We might need something less like a catalog and more like a navigation system.
Cataloging assumes pre-indexing what exists; navigation assumes finding paths through what’s changing.
On-demand search for unstructured content, automated lineage that traces backwards from discovery, and recommendation engines driven by actual usage patterns.
The data landscape has expanded far beyond tables; our approach to making it navigable should expand too—not just in scope, but in conception. Sometimes that means better catalogs, sometimes different catalogs for different needs, and sometimes recognizing that not everything needs cataloging.
The paradox resolves when we stop trying to make everything findable and start making the right things findable in the right ways for the right people.
What’s your experience with data catalogs? Have you faced the paradox of comprehensive cataloging creating more noise than signal? I’d love to hear your thoughts in the comments.





Thanks Bjorn, it’s an important issue that has been important in the scientific method for centuries, i.e, “what constitutes evidence relevant to our analysis?”
In my view we need a few key pieces of data and information to be confident in our analysis and conclusions.
First, we need a “business ecosystem map” that is made up of the systems relevant to the issue at hand. These systems form “the indicative” map, i.e., those systems contributing data & information to our analysis. These can be tangible or intangible systems depending on the objective.

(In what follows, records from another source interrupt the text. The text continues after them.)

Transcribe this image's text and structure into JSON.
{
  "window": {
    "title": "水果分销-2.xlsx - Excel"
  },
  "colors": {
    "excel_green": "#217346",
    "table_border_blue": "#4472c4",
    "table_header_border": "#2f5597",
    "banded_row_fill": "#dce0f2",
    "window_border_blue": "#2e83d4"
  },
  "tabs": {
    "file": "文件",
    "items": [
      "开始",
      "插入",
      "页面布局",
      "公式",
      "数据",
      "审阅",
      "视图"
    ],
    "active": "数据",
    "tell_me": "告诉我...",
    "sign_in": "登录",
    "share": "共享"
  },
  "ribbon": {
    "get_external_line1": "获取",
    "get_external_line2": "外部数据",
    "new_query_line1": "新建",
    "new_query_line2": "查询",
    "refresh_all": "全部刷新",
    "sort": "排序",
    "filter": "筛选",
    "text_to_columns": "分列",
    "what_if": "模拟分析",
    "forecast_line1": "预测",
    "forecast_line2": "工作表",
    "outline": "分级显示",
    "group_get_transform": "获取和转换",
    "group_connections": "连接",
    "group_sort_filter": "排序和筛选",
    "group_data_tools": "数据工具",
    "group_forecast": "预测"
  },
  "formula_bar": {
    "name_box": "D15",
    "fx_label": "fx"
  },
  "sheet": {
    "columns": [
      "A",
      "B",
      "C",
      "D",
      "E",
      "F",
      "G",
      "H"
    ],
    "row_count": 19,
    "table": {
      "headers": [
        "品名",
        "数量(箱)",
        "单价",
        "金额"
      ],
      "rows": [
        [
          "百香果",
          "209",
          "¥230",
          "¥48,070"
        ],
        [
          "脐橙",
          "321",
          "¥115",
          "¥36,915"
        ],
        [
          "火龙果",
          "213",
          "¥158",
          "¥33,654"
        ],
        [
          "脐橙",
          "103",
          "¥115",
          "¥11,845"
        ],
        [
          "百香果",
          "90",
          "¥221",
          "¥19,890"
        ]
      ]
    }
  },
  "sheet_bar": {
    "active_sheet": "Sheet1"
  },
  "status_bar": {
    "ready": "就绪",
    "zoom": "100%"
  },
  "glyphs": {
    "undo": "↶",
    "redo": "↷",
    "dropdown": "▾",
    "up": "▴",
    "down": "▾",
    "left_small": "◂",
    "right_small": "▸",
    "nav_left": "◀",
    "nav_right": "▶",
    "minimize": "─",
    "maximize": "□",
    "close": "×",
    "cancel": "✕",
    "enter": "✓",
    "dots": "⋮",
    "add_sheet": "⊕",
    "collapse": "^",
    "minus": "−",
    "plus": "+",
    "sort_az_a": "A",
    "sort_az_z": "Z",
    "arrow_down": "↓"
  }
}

Second, we need to understand the kinds of evidence that may be relevant to our question, how to handle it, and awareness the biases commonly associated with them (see link below).
e.g., https://plato.stanford.edu/search/searcher.py?query=Evidence+
Collectively, the above could be seen as your “navigation system”. It still may be useful to visualise the data & information available in each system as a catalogue as long as those sources are evaluated for relevance following something like the Standard guide to “evidence”.
An interesting guideline question could be “how does our selection or omission of potentially relevant systems and/or the data & information associated with them affect the variance of our conclusions?